The Senegalese government has rejected Moody’s Investors Service’s recent downgrade of its sovereign credit rating, describing the agency’s conclusions as “speculative” and “unfounded.”
Officials insist that ongoing fiscal and structural reforms are reinforcing the country’s macroeconomic stability and resilience.
In a statement released on Saturday, the Ministry of Finance and Budget said it “strongly disagrees” with Moody’s decision to lower Senegal’s credit rating from B3 to Caa1, while maintaining a stable outlook.
According to the ministry, the downgrade does not reflect the country’s actual economic performance or the progress achieved through its ongoing reform agenda.
Authorities highlighted that several key measures under the Economic and Social Recovery Plan (PRES) are already operational, aimed at consolidating fiscal discipline and ensuring debt sustainability.
The ministry also pointed to the revision of the General Tax Code and the adoption of a new Investment Code as major policy advances designed to improve the business climate and attract foreign investment.
“The assumptions underlying Moody’s assessment are speculative and biased,” the statement read, urging investors and analysts to rely on “official and up-to-date data” when evaluating Senegal’s economic trajectory.

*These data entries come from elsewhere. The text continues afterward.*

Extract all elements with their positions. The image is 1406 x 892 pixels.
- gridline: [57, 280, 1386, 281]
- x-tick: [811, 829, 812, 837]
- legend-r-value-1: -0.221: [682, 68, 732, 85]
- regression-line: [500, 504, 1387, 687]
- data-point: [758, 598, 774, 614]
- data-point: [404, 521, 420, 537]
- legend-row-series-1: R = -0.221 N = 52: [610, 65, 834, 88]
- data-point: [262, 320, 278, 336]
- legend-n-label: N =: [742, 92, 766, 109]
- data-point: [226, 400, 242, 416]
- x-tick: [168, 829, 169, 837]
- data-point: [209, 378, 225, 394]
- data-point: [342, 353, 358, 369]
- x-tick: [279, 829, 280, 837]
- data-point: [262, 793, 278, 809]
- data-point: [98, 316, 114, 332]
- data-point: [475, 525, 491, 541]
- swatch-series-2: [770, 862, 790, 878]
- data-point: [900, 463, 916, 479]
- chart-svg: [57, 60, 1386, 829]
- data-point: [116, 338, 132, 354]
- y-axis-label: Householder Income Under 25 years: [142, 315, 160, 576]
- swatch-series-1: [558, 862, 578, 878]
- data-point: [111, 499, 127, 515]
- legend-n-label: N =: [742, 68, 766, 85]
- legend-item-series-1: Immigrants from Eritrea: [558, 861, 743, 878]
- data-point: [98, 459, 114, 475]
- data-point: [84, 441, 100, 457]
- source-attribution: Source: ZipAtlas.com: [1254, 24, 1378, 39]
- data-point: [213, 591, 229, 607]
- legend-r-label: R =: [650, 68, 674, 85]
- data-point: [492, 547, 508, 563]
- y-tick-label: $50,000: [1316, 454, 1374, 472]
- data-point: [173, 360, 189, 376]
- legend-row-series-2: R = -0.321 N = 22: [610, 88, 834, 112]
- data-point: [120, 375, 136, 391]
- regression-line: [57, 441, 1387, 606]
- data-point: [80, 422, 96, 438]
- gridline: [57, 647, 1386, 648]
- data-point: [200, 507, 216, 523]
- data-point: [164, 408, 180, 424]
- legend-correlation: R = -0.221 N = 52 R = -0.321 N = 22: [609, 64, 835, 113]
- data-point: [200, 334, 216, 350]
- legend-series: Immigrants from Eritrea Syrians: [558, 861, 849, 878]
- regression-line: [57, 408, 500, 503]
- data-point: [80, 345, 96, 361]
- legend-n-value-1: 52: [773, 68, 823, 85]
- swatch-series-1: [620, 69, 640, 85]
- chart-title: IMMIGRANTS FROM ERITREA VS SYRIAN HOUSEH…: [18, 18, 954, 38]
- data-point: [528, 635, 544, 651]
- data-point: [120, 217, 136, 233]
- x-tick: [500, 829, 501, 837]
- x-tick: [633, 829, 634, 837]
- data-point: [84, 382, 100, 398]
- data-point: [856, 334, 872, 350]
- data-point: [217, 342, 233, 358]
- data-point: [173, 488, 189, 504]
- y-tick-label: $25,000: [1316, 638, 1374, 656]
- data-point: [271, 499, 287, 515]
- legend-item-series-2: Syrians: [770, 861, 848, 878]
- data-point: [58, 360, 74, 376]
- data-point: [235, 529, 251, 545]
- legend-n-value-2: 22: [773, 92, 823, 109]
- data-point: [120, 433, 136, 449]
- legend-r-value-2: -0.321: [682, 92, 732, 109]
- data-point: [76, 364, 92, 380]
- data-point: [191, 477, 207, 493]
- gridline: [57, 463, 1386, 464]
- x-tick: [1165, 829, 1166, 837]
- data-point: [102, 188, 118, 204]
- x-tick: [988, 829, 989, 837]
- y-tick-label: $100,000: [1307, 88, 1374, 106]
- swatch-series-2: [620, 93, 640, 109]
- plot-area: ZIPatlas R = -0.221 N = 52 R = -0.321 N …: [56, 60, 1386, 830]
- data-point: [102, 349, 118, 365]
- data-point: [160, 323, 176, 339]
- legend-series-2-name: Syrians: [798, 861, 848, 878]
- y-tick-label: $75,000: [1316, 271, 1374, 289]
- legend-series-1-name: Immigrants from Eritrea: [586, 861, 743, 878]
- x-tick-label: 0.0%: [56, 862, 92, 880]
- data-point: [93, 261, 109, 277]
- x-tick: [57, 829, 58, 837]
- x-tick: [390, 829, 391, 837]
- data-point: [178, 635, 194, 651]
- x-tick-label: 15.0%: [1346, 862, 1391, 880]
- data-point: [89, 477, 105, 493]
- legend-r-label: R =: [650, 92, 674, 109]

Officials further stressed that the government has made measurable progress in managing public finances. As of June 2025, the budget deficit stood at 518 billion CFA francs, with a 50% revenue execution rate, results the ministry said were consistent with fiscal targets.
Despite the downgrade, the ministry reaffirmed that Senegal continues to demonstrate strong economic fundamentals, citing successful fundraising in regional markets, expanded international partnerships, and prudent fiscal management. The government projects that the fiscal deficit will decline from 7.8% of GDP in 2025 to 5% by 2026, signaling what it described as “a credible and disciplined budgetary trajectory.”
In closing, the ministry called on Moody’s to adopt “greater objectivity” in its evaluations and to avoid premature judgments that could create unnecessary uncertainty in financial markets.
The government reaffirmed its commitment to “responsible, transparent, and rigorous” economic governance and reiterated its confidence in Senegal’s long-term growth outlook, inviting international partners to base their assessments on verifiable data and balanced analysis.